Van Kenny B tot Trafassi, van Oscar Harris tot Ronnie Flex en van Damaru tot Sabrina Starke: dit weekend brengt Noorderslag een ode aan de Surinaamse muziek. Hiphoplabel Top Notch zet zich al jaren in om muziek van de oud-kolonie in Nederland te verspreiden. En scoorde er per abuis zijn twee grootste hits mee. Kees de Koning: “Ik vind het bijna raar dat andere labels niet in Suriname op zoek gaan naar artiesten, want iedere keer dat ik er kom, hebben we een nummer 1-hit te pakken.”

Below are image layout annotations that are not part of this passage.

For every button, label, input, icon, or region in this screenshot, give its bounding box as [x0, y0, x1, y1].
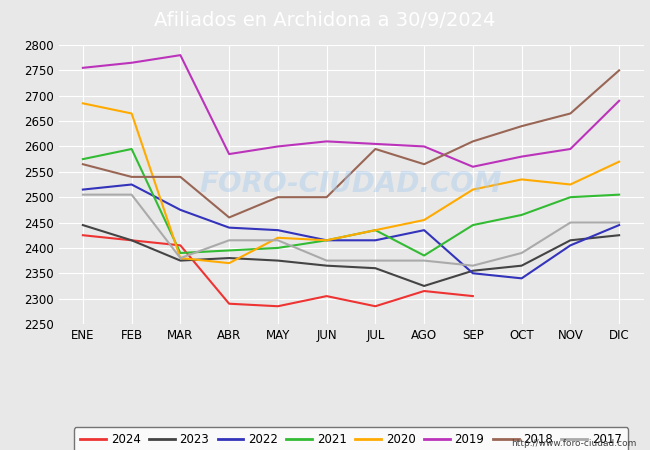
- Legend: 2024, 2023, 2022, 2021, 2020, 2019, 2018, 2017: 2024, 2023, 2022, 2021, 2020, 2019, 2018…: [74, 427, 628, 450]
- Text: Afiliados en Archidona a 30/9/2024: Afiliados en Archidona a 30/9/2024: [154, 11, 496, 30]
- Text: http://www.foro-ciudad.com: http://www.foro-ciudad.com: [512, 439, 637, 448]
- Text: FORO-CIUDAD.COM: FORO-CIUDAD.COM: [200, 171, 502, 198]
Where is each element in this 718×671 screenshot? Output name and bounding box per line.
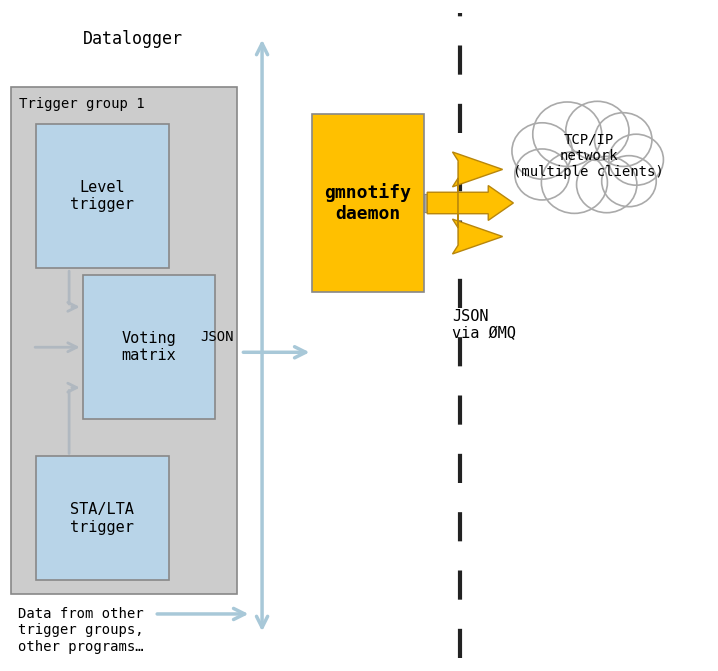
Text: Data from other
trigger groups,
other programs…: Data from other trigger groups, other pr… xyxy=(18,607,144,654)
Bar xyxy=(36,456,169,580)
Text: Datalogger: Datalogger xyxy=(83,30,183,48)
Text: JSON: JSON xyxy=(200,329,233,344)
Bar xyxy=(11,87,237,594)
Circle shape xyxy=(609,134,663,185)
Circle shape xyxy=(515,149,569,200)
Circle shape xyxy=(577,156,637,213)
Text: Level
trigger: Level trigger xyxy=(70,180,134,213)
Circle shape xyxy=(602,156,656,207)
Bar xyxy=(424,193,427,212)
Bar xyxy=(424,193,438,212)
Bar xyxy=(83,275,215,419)
Bar xyxy=(312,114,424,292)
Text: TCP/IP
network
(multiple clients): TCP/IP network (multiple clients) xyxy=(513,132,664,179)
Text: Voting
matrix: Voting matrix xyxy=(121,331,177,364)
Polygon shape xyxy=(427,152,503,254)
Polygon shape xyxy=(458,185,513,220)
Circle shape xyxy=(512,123,572,179)
Circle shape xyxy=(541,152,607,213)
Circle shape xyxy=(595,113,652,166)
Text: Trigger group 1: Trigger group 1 xyxy=(19,97,145,111)
Circle shape xyxy=(533,102,602,166)
Bar xyxy=(36,124,169,268)
Text: JSON
via ØMQ: JSON via ØMQ xyxy=(452,309,516,341)
Circle shape xyxy=(566,101,629,160)
Text: gmnotify
daemon: gmnotify daemon xyxy=(325,183,411,223)
Text: STA/LTA
trigger: STA/LTA trigger xyxy=(70,502,134,535)
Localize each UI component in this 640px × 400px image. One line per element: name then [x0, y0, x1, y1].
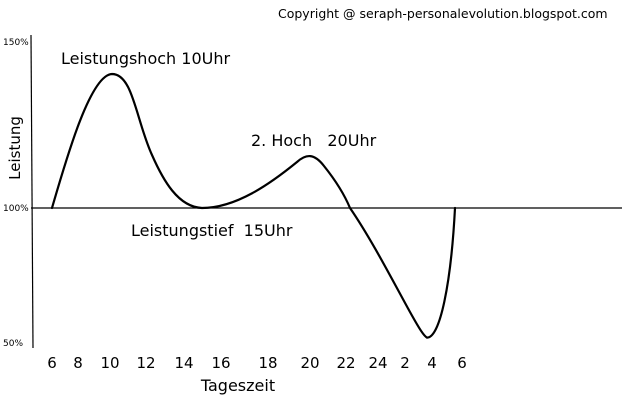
x-axis-label: Tageszeit: [200, 376, 275, 395]
x-tick-label: 22: [336, 354, 355, 372]
x-tick-label: 6: [457, 354, 467, 372]
x-tick-label: 4: [427, 354, 437, 372]
y-tick-label: 100%: [3, 204, 29, 214]
x-tick-label: 2: [400, 354, 410, 372]
x-tick-label: 6: [47, 354, 57, 372]
y-tick-labels: 150% 100% 50%: [3, 38, 29, 349]
performance-curve: [50, 72, 457, 339]
copyright-notice: Copyright @ seraph-personalevolution.blo…: [278, 6, 608, 21]
x-tick-label: 24: [368, 354, 387, 372]
y-tick-label: 50%: [3, 339, 23, 349]
x-tick-label: 16: [211, 354, 230, 372]
x-tick-label: 18: [258, 354, 277, 372]
x-tick-label: 20: [300, 354, 319, 372]
annotation-peak-10: Leistungshoch 10Uhr: [61, 49, 230, 68]
annotation-low-15: Leistungstief 15Uhr: [131, 221, 293, 240]
y-tick-label: 150%: [3, 38, 29, 48]
x-tick-label: 12: [136, 354, 155, 372]
y-axis-label: Leistung: [6, 116, 24, 180]
y-axis: [30, 34, 34, 349]
x-tick-label: 8: [73, 354, 83, 372]
annotation-peak-20: 2. Hoch 20Uhr: [251, 131, 377, 150]
x-tick-label: 10: [100, 354, 119, 372]
x-tick-label: 14: [174, 354, 193, 372]
x-tick-labels: 6 8 10 12 14 16 18 20 22 24 2 4 6: [47, 354, 467, 372]
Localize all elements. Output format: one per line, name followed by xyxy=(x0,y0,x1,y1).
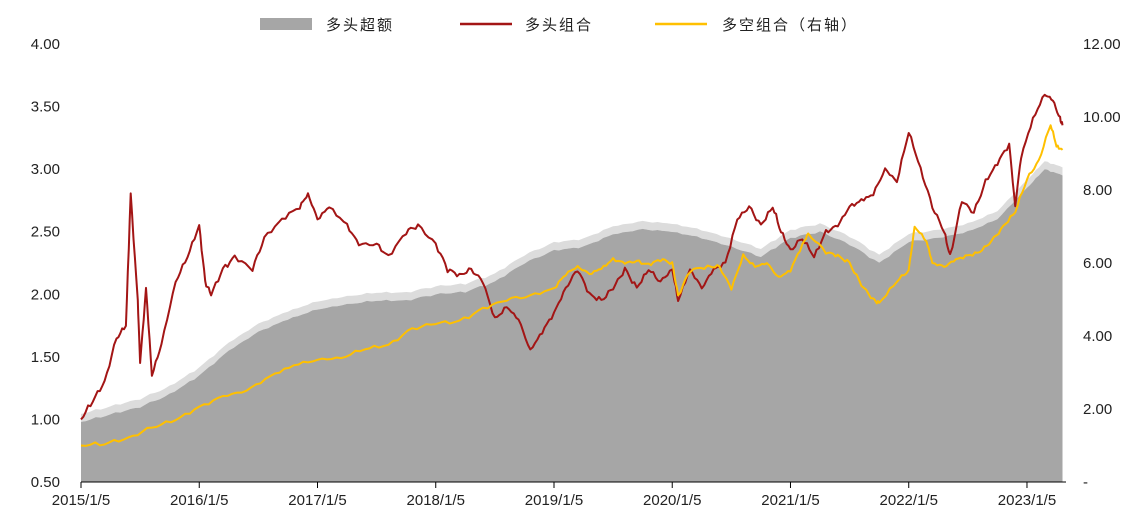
y-right-tick-label: 12.00 xyxy=(1083,36,1121,53)
excess-area-band xyxy=(81,161,1063,422)
legend-label-long-excess: 多头超额 xyxy=(326,16,394,34)
legend-swatch-long-excess xyxy=(260,18,312,30)
y-left-tick-label: 2.50 xyxy=(31,224,60,241)
x-tick-label: 2022/1/5 xyxy=(880,492,938,509)
y-left-tick-label: 2.00 xyxy=(31,286,60,303)
axes: 2015/1/5 2016/1/5 2017/1/5 2018/1/5 2019/1/5… xyxy=(31,36,1121,509)
y-left-tick-label: 0.50 xyxy=(31,474,60,491)
legend: 多头超额 多头组合 多空组合（右轴） xyxy=(260,16,858,34)
series-line-long-portfolio xyxy=(80,93,1064,421)
y-right-tick-label: 2.00 xyxy=(1083,401,1112,418)
y-right-tick-label: 10.00 xyxy=(1083,109,1121,126)
x-tick-label: 2023/1/5 xyxy=(998,492,1056,509)
y-right-tick-label: 4.00 xyxy=(1083,328,1112,345)
x-tick-label: 2019/1/5 xyxy=(525,492,583,509)
series-area-long-excess xyxy=(81,169,1063,482)
y-right-tick-label: - xyxy=(1083,474,1088,491)
x-tick-label: 2020/1/5 xyxy=(643,492,701,509)
x-tick-label: 2018/1/5 xyxy=(407,492,465,509)
x-tick-label: 2017/1/5 xyxy=(288,492,346,509)
y-left-tick-label: 3.50 xyxy=(31,99,60,116)
x-tick-label: 2021/1/5 xyxy=(761,492,819,509)
plot-area xyxy=(80,93,1064,482)
x-tick-label: 2015/1/5 xyxy=(52,492,110,509)
y-left-tick-label: 3.00 xyxy=(31,161,60,178)
y-left-tick-label: 4.00 xyxy=(31,36,60,53)
legend-label-long-short: 多空组合（右轴） xyxy=(722,16,858,34)
series-line-long-short xyxy=(80,124,1064,447)
y-right-tick-label: 6.00 xyxy=(1083,255,1112,272)
y-right-tick-label: 8.00 xyxy=(1083,182,1112,199)
x-tick-label: 2016/1/5 xyxy=(170,492,228,509)
y-left-tick-label: 1.50 xyxy=(31,349,60,366)
y-left-tick-label: 1.00 xyxy=(31,411,60,428)
legend-label-long-portfolio: 多头组合 xyxy=(525,16,593,34)
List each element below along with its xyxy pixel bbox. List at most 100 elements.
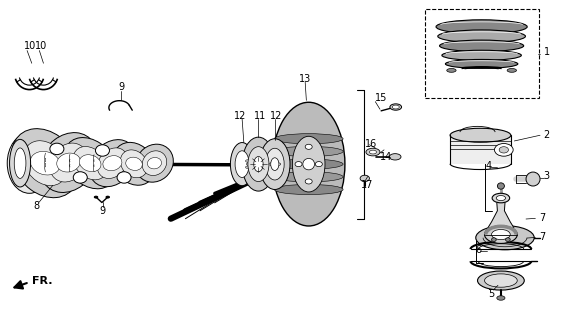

Een boek, een compilatie-cd met Surinaams goud en nog eens tien cd’s met verzameld werk van onder andere Max Woiski Sr., Lieve Hugo, Trafassi en Max Nijman: de afgelopen jaren verscheen een kleine goudmijn aan Surinaamse muziek bij hiphop-label Top Notch. Een prachtig initiatief, zeker gezien de veelal prachtige muziek - van calypso tot kaseko, wintiliedjes, dancehall en creoolse liederen - slecht gearchiveerd is en vrijwel nergens meer verkrijgbaar was. En dat alles onder de noemer Sranan Gowtu, een initiatief dat vooral is ontstaan vanuit persoonlijke interesse van Top Notch-oprichter en Nederhop-godfather Kees de Koning. “Ik ben opgegroeid rond de Albert Cuyp”, vertelt De Koning, “en daar stond een kraampje dat Surinaamse muziek verkocht. Ik hield ontzettend van soul, en zag bij dat kraampje hoezen die leken alsof ze van Otis Redding waren, maar er prijkten namen op als Lieve Hugo, Max Nijman of Louis Windzak.”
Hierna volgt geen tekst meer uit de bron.